A Capitolina e o Eleutério reclamaram
que o tempo dos pais é que era bom. O Eleutério argumentou que era tudo mais
simples, tinha-se menos, diz ele, mas que os pais lhe narram tempos de
felicidade e ligeireza, parece tão fácil diz o Eleutério em desespero e num
inglês escorreito que parece tão fácil como o tempo mítico da infância dos seus
pais. O Eleutério desconhece a
inevitabilidade de uma adolescência conturbada, porque os pais o pressionam, os
professores o pressionam, a escola o pressiona, no fundo, há uma conspiração
mundial, do universal reino da 'pressionação' que domina as galáxias e
inferniza a vida de ser jovem em pleno ano da graça de 2019, o tal em que o
Vaticano se lembrou que talvez fosse boa ideia dizer umas coisas sobre as
batinas levantadas e crucifixos em riste.
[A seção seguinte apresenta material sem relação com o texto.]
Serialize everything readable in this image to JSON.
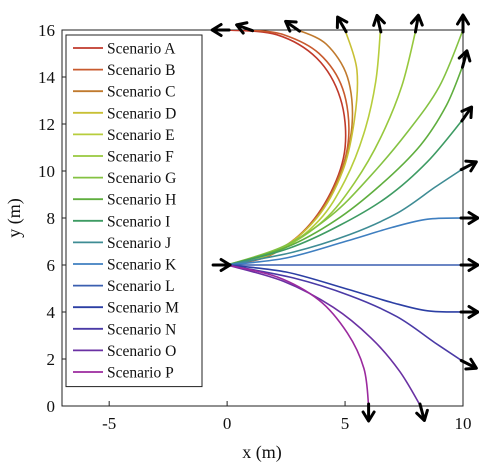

A Capitolina fixou o olhar em mim, e
as restantes Capitolinas e Eleutérios, quando eu disse que ser adolescente
'antes' era um grande tédio. O Inácio ripostou que 'era um
grande tédio mas que não havia pressão'. Passei então à estratégia hard
core, peguei no meu sabre de luz e
expliquei-lhes que nesse tempo abençoado, antes do universal reino da pressão,
as crianças se sentavam tanto mais à frente na sala de aula quanto mais prestigiados
fossem os progenitores, contei-lhes que a Maria
seria sempre a Maria, não sairia da cepa torta se tivesse de contar com
o estímulo da professora primária para se escapar ao triângulo mulher-a-dias -
criada - dona-de-casa, caso assim o almejasse, e que sem saber muito bem
porquê, podia levar reguadas ou estaladas, ou porque sim ou porque não, muito
provavelmente porque era burra, e os burros só merecem um castigo: porrada.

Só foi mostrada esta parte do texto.